While tuning this site we kept stopping at the orange section. The line set there — same typeface, same weight, same spacing as every headline around it — looked wider. Airier, slightly thin, as if someone had opened the tracking while we weren't looking. We measured everything twice. The settings were identical. Only the reading changed.

The eye was right, and it has been on record since 1867. Hermann von Helmholtz described an effect he called irradiation: a bright area of the visual field looks larger than an identical dark one. Astronomers met it first — bright planets against a night sky measure larger to the eye than they do to the telescope.

Both squares are the same size. The bright one reads larger, whichever side it sits on. Helmholtz called this irradiation.

The modern account has two parts. Light scatters slightly inside the eye, so a bright shape lands on the retina a little beyond its true edge. And in 2021, a study in the journal Perception traced the asymmetry to how visual neurons respond: bright shapes are enlarged in perception, while dark ones are reported close to their true size.

For typography the consequence is direct. Put dark letters on a bright ground and the ground pushes into every stroke and every gap, so the type reads lighter and more loosely fit than the same cut on soft paper. Put light letters on a dark ground and the mirror happens: they bloom, and read heavier than their metrics. Printers compensated for the second case long before screens existed — the classic guidance for reversed type is to open the spacing and avoid hairline strokes, because both ink and glow swallow the fine parts.
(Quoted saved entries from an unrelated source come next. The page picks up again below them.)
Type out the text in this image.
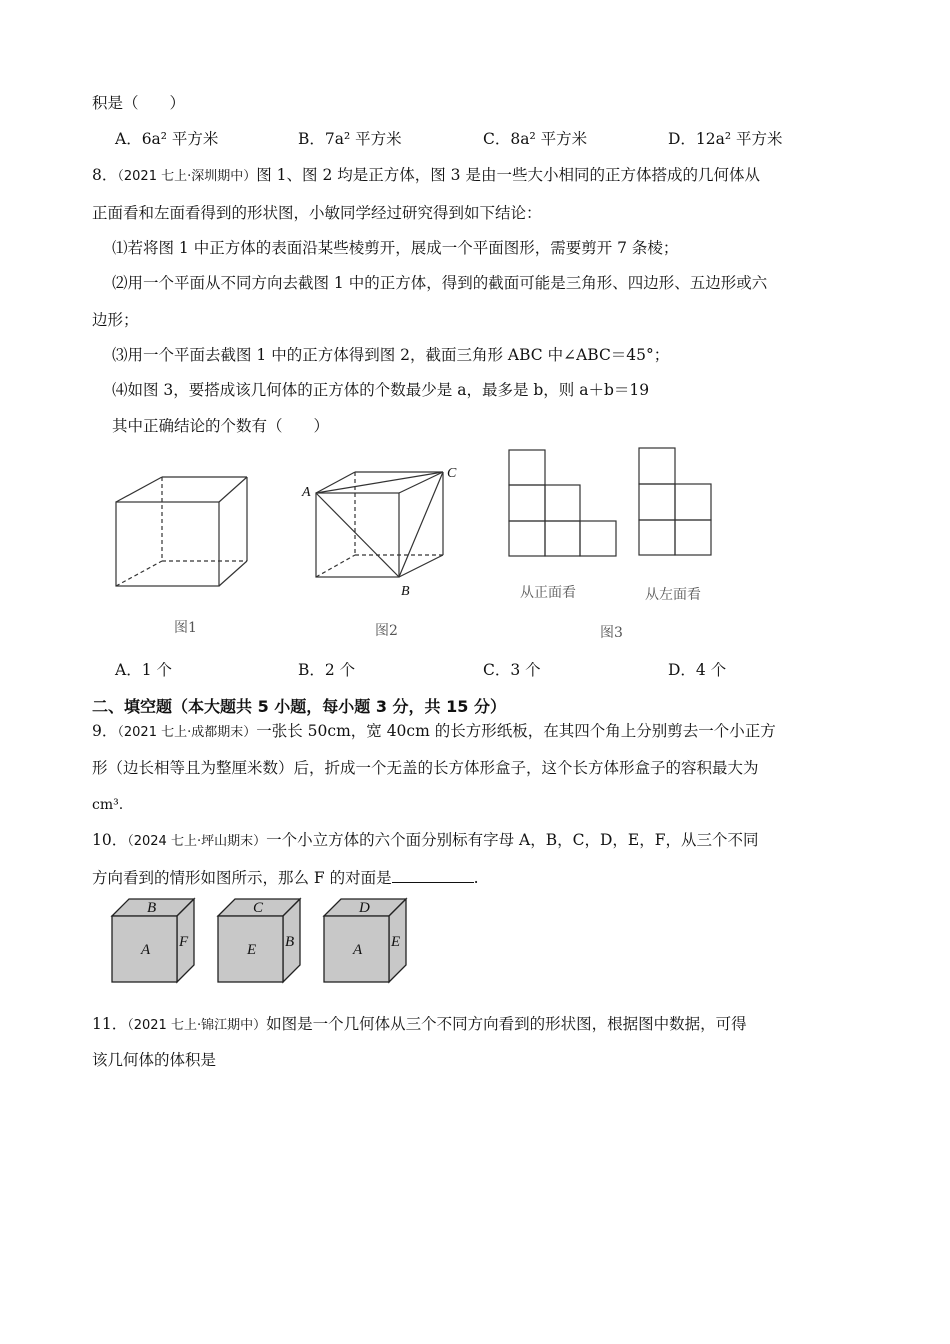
积是（　　）
A．6a² 平方米	B．7a² 平方米	C．8a² 平方米	D．12a² 平方米
8．（2021 七上·深圳期中）图 1、图 2 均是正方体，图 3 是由一些大小相同的正方体搭成的几何体从
正面看和左面看得到的形状图，小敏同学经过研究得到如下结论：
⑴若将图 1 中正方体的表面沿某些棱剪开，展成一个平面图形，需要剪开 7 条棱；
⑵用一个平面从不同方向去截图 1 中的正方体，得到的截面可能是三角形、四边形、五边形或六
边形；
⑶用一个平面去截图 1 中的正方体得到图 2，截面三角形 ABC 中∠ABC＝45°；
⑷如图 3，要搭成该几何体的正方体的个数最少是 a，最多是 b，则 a＋b＝19
其中正确结论的个数有（　　）
图1
A
C
B
图2
从正面看	从左面看
图3
A．1 个	B．2 个	C．3 个	D．4 个
二、填空题（本大题共 5 小题，每小题 3 分，共 15 分）
9．（2021 七上·成都期末）一张长 50cm，宽 40cm 的长方形纸板，在其四个角上分别剪去一个小正方
形（边长相等且为整厘米数）后，折成一个无盖的长方体形盒子，这个长方体形盒子的容积最大为
cm³.
10．（2024 七上·坪山期末）一个小立方体的六个面分别标有字母 A，B，C，D，E，F，从三个不同
方向看到的情形如图所示，那么 F 的对面是	.
B
A F
C
E B
D
A E
11．（2021 七上·锦江期中）如图是一个几何体从三个不同方向看到的形状图，根据图中数据，可得
该几何体的体积是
Before touching anything we read the shipped stylesheets of ten award-winning studio sites. Eight of the ten tighten letter-spacing as type grows, mostly between −0.01em and −0.05em at display sizes. None of the ten adjusts type for the color underneath it. A headline gets one setting, and every background — cream, black, cobalt — receives it unchanged, illusion included.

So this site corrects per surface. Display type here reads two variables, weight and tracking, and each color plane may override them. On the orange plane the statement now runs at weight 556 instead of 540, with tracking pulled in by 0.008em. On the near-black plane, where paper-colored type blooms, the heading steps down to 528. Paper sections keep the neutral cut. No formula produced these numbers; as far as we can tell, the literature never wrote one for dark type on saturated orange. We set the same specimen on each plane and stepped the values until the planes agreed.

Paper · weight 540 · tracking 0presence.
Orange · weight 540 · tracking 0 · uncorrectedpresence.
Orange · weight 556 · tracking −0.008em · correctedpresence.
One word, three settings. The middle plate carries identical metrics to the top one and still reads thinner and looser. The bottom plate is the correction this site ships. It is small on purpose — at reading distance the planes should simply agree.

If a corner of your site looks wrong while the numbers insist it doesn't, the numbers are describing the file, not the experience. Measurements start the work. The eye signs it off.